Nepal’s hydropower projects are mostly run-of-the-river type and they cannot produce power to their optimum capacity when water level in the rivers decreases. For example, the 456MW Upper Tamakoshi Hydropower Project has been producing just 200MW, according to NEA spokesman Suresh Bahadur Bhattarai.
“As the output has already started to decline, we cannot export power to the quantity that Nepal has been authorised to export to its southern neighbour ,” Bhattarai said.
The country’s only storage-type project is Kulekhani whose three projects produce a total of 106MW. The 140MW Tanahun Hydropower Project is another storage type project, which is under construction.
The planned 1200MW Budhi Gandaki Hydropower Project is a reservoir-based plant whose development is expected to address electricity shortfalls in the winter in the long term.

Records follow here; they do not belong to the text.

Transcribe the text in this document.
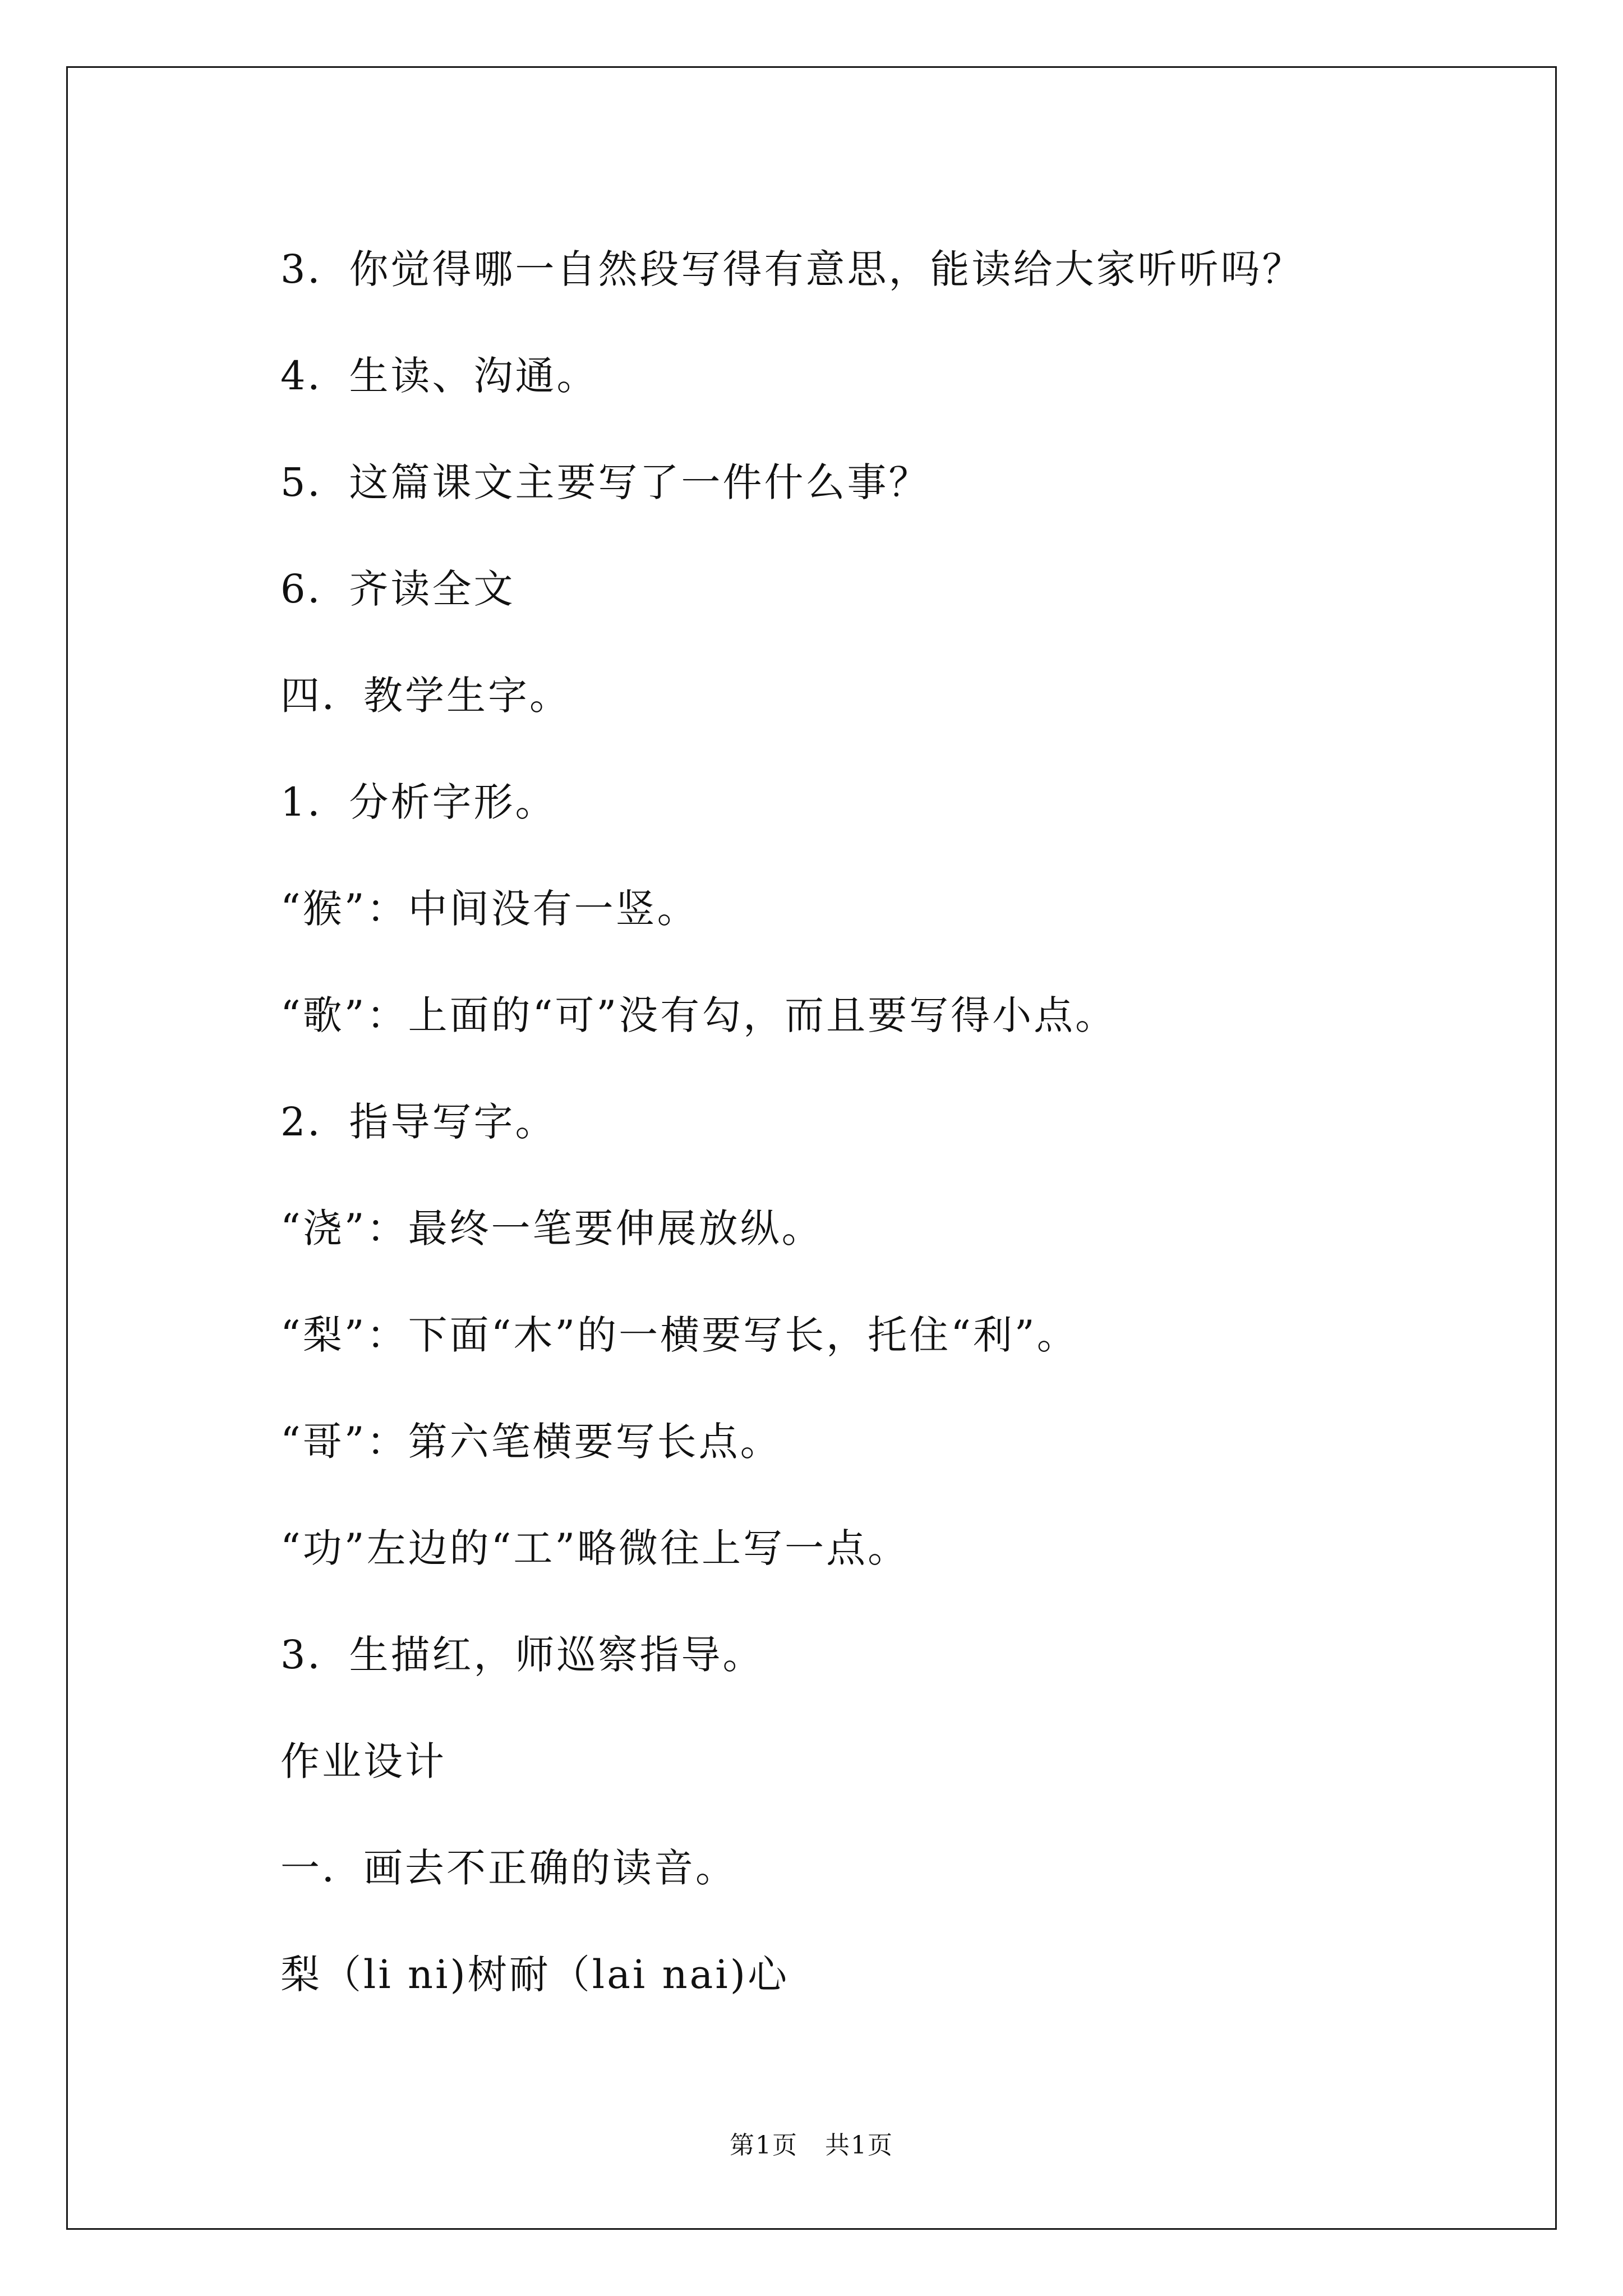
3．你觉得哪一自然段写得有意思，能读给大家听听吗？
4．生读、沟通。
5．这篇课文主要写了一件什么事？
6．齐读全文
四．教学生字。
1．分析字形。
“猴”：中间没有一竖。
“歌”：上面的“可”没有勾，而且要写得小点。
2．指导写字。
“浇”：最终一笔要伸展放纵。
“梨”：下面“木”的一横要写长，托住“利”。
“哥”：第六笔横要写长点。
“功”左边的“工”略微往上写一点。
3．生描红，师巡察指导。
作业设计
一．画去不正确的读音。
梨（li ni)树耐（lai nai)心
第1页 共1页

But, there is a long way to go before its construction commences.
However, more run-of-the-river-type projects coming online in the next few years are expected to address the shortfall of power even in the winter because power will be added to the grid even for the dry season which starts in December lasting till May.
But as per its agreement with India, the NEA has to export power in the wet season (June-November). For this the state-owned power utility has been seeking permission from Indian authorities to export power generated by more hydropower projects besides the current eight projects.
Currently, the NEA has been selling 37.7MW from the Trishuli and Devighat hydropower projects; 140MW from Kaligandaki Hydropower Project; 68MW from Middle Marsyangdi; 67MW from Marsyangdi; 51MW from Likhu-4; 22.1 MW from Chilime; and 23.5 MW from Solukhola hydropower projects.
Likewise, the NEA is still awaiting the approval from the southern neighbour for exporting power from other projects including Mistrikhola, Likhu Khola-A, Likhukhola, Kabeli B1, Maikhola, Hewa Khola A and Lower Modi hydropower projects whose combined capacity is around 170MW.
Starting from the rainy season until a few days ago, the NEA was facing spillage of power especially at night when domestic power consumption slumps. As a result, it failed to earn as much as it wanted through exports.